Ex moglie Cipollini racconta in aula anni di violenze

Ha raccontato tutto, senza omettere particolari anche spiacevoli e dolorosi. Sabrina Landucci, 51 anni, ex moglie di Mario Cipollini, ha parlato oggi (9 ottobre) nell’udienza fissata del processo a carico del campione di ciclismo, degli anni di vessazioni, compresa una minaccia pistola alla tempia, fino all’episodio culmine, il gennaio del 2017 sul posto di lavoro di Sabrina, una palestra della periferia cittadina.

In aula ha ripercorso anni di episodi già ricostruiti dalle indagini nei confronti di SuperMario.

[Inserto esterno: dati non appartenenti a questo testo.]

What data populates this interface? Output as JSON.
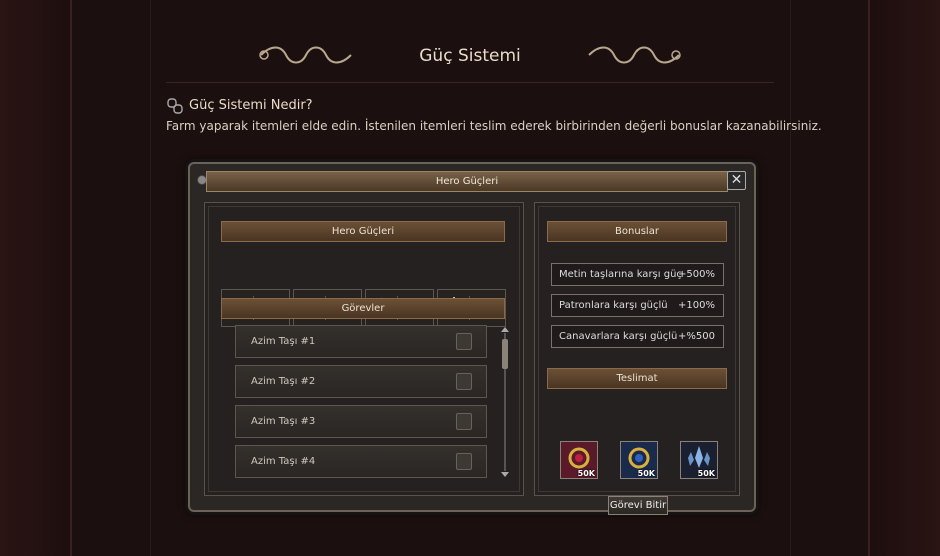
{
  "page": {
    "title": "Güç Sistemi",
    "question_title": "Güç Sistemi Nedir?",
    "description": "Farm yaparak itemleri elde edin. İstenilen itemleri teslim ederek birbirinden değerli bonuslar kazanabilirsiniz."
  },
  "window": {
    "title": "Hero Güçleri",
    "close_label": "✕"
  },
  "left_panel": {
    "powers_header": "Hero Güçleri",
    "powers": [
      {
        "label": "Azim",
        "icon": "horse-icon"
      },
      {
        "label": "İrade",
        "icon": "wing-icon"
      },
      {
        "label": "Karar",
        "icon": "sword-icon"
      },
      {
        "label": "İnanç",
        "icon": "sun-icon"
      }
    ],
    "missions_header": "Görevler",
    "missions": [
      {
        "label": "Azim Taşı #1",
        "icon": "lock-icon"
      },
      {
        "label": "Azim Taşı #2",
        "icon": "lock-icon"
      },
      {
        "label": "Azim Taşı #3",
        "icon": "lock-icon"
      },
      {
        "label": "Azim Taşı #4",
        "icon": "lock-icon"
      }
    ]
  },
  "right_panel": {
    "bonus_header": "Bonuslar",
    "bonuses": [
      {
        "name": "Metin taşlarına karşı güç",
        "value": "+500%"
      },
      {
        "name": "Patronlara karşı güçlü",
        "value": "+100%"
      },
      {
        "name": "Canavarlara karşı güçlü",
        "value": "+%500"
      }
    ],
    "delivery_header": "Teslimat",
    "items": [
      {
        "icon": "red-ring-icon",
        "count": "50K"
      },
      {
        "icon": "blue-ring-icon",
        "count": "50K"
      },
      {
        "icon": "crystal-icon",
        "count": "50K"
      }
    ],
    "finish_button": "Görevi Bitir"
  }
}
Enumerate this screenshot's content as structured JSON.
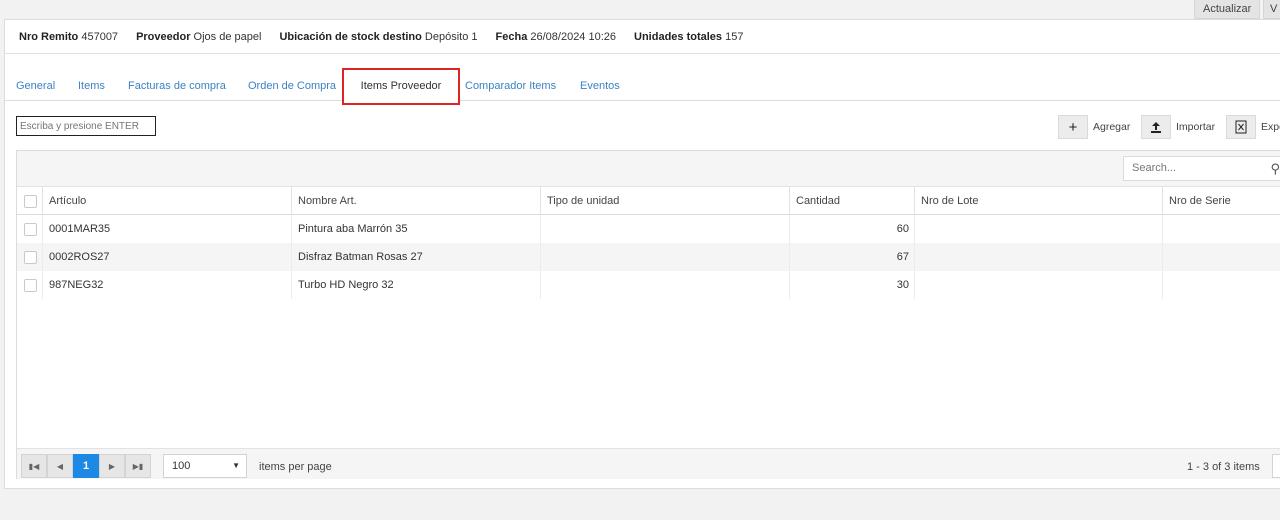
{
  "top_actions": {
    "update_label": "Actualizar",
    "next_label": "V"
  },
  "info": [
    {
      "label": "Nro Remito",
      "value": "457007"
    },
    {
      "label": "Proveedor",
      "value": "Ojos de papel"
    },
    {
      "label": "Ubicación de stock destino",
      "value": "Depósito 1"
    },
    {
      "label": "Fecha",
      "value": "26/08/2024 10:26"
    },
    {
      "label": "Unidades totales",
      "value": "157"
    }
  ],
  "tabs": [
    {
      "label": "General",
      "active": false
    },
    {
      "label": "Items",
      "active": false
    },
    {
      "label": "Facturas de compra",
      "active": false
    },
    {
      "label": "Orden de Compra",
      "active": false
    },
    {
      "label": "Items Proveedor",
      "active": true
    },
    {
      "label": "Comparador Items",
      "active": false
    },
    {
      "label": "Eventos",
      "active": false
    }
  ],
  "search_enter": {
    "placeholder": "Escriba y presione ENTER"
  },
  "toolbar": {
    "add_label": "Agregar",
    "add_icon": "plus-icon",
    "import_label": "Importar",
    "import_icon": "upload-icon",
    "export_label": "Expo",
    "export_icon": "excel-icon"
  },
  "grid": {
    "search_placeholder": "Search...",
    "columns": [
      "Artículo",
      "Nombre Art.",
      "Tipo de unidad",
      "Cantidad",
      "Nro de Lote",
      "Nro de Serie"
    ],
    "rows": [
      {
        "articulo": "0001MAR35",
        "nombre": "Pintura aba Marrón 35",
        "tipo": "",
        "cantidad": "60",
        "lote": "",
        "serie": ""
      },
      {
        "articulo": "0002ROS27",
        "nombre": "Disfraz Batman Rosas 27",
        "tipo": "",
        "cantidad": "67",
        "lote": "",
        "serie": ""
      },
      {
        "articulo": "987NEG32",
        "nombre": "Turbo HD Negro 32",
        "tipo": "",
        "cantidad": "30",
        "lote": "",
        "serie": ""
      }
    ]
  },
  "pager": {
    "current_page": "1",
    "page_size": "100",
    "per_page_label": "items per page",
    "info": "1 - 3 of 3 items"
  },
  "colors": {
    "accent": "#1e88e5",
    "link": "#3b82c4",
    "highlight": "#e02424"
  }
}
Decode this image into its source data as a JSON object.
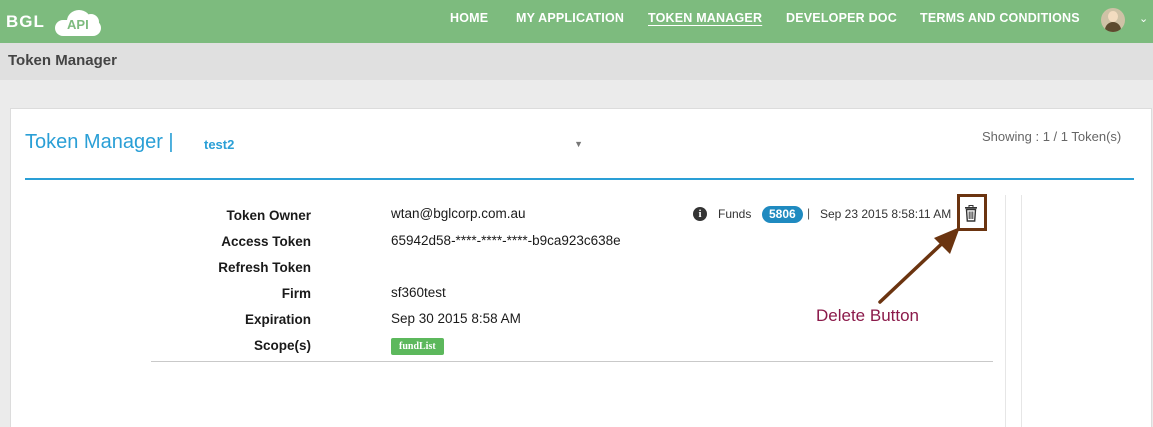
{
  "brand": {
    "name": "BGL",
    "badge": "API"
  },
  "nav": {
    "items": [
      {
        "label": "HOME"
      },
      {
        "label": "MY APPLICATION"
      },
      {
        "label": "TOKEN MANAGER"
      },
      {
        "label": "DEVELOPER DOC"
      },
      {
        "label": "TERMS AND CONDITIONS"
      }
    ],
    "active_index": 2
  },
  "page": {
    "title": "Token Manager"
  },
  "panel": {
    "title": "Token Manager |",
    "selected_token": "test2",
    "showing": "Showing : 1 / 1 Token(s)"
  },
  "token": {
    "labels": {
      "owner": "Token Owner",
      "access": "Access Token",
      "refresh": "Refresh Token",
      "firm": "Firm",
      "expiration": "Expiration",
      "scope": "Scope(s)"
    },
    "values": {
      "owner": "wtan@bglcorp.com.au",
      "access": "65942d58-****-****-****-b9ca923c638e",
      "refresh": "",
      "firm": "sf360test",
      "expiration": "Sep 30 2015 8:58 AM"
    },
    "scopes": [
      "fundList"
    ],
    "funds_label": "Funds",
    "funds_count": "5806",
    "separator": "|",
    "issued": "Sep 23 2015 8:58:11 AM"
  },
  "annotation": {
    "text": "Delete Button"
  },
  "colors": {
    "navbar": "#7dbb7e",
    "accent_blue": "#2a9fd6",
    "scope_green": "#5cb85c",
    "badge_blue": "#1f8ac0",
    "annotation_brown": "#6b3410",
    "annotation_text": "#8b1a4a"
  },
  "icons": {
    "info": "info-icon",
    "delete": "trash-icon",
    "select_caret": "caret-down-icon",
    "user_menu": "chevron-down-icon"
  }
}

Le minacce, le offese (“Ti spacco tutta”, fa le altre, come registrato nei verbali e ripetuto anche in aula), il condizionamento psicologico. Episodi che non si sono interrotti con il divorzio nel 2016 e che hanno auto il loro apice nel gennaio del 2017 con l’aggressione nella palestra dove la donna lavora: sbattuta al muro e contro le vetrine prima che le colleghe arrivassero in soccorso, così ha raccontato Sabrina anche in aula davanti al giudice Felicia Barbieri. A quel punto l’inevitabile denuncia e l’avvio dell’iter giudiziario che ha portato oggi per la prima volta la donna in aula. La prossima udienza si terrà il 4 dicembre.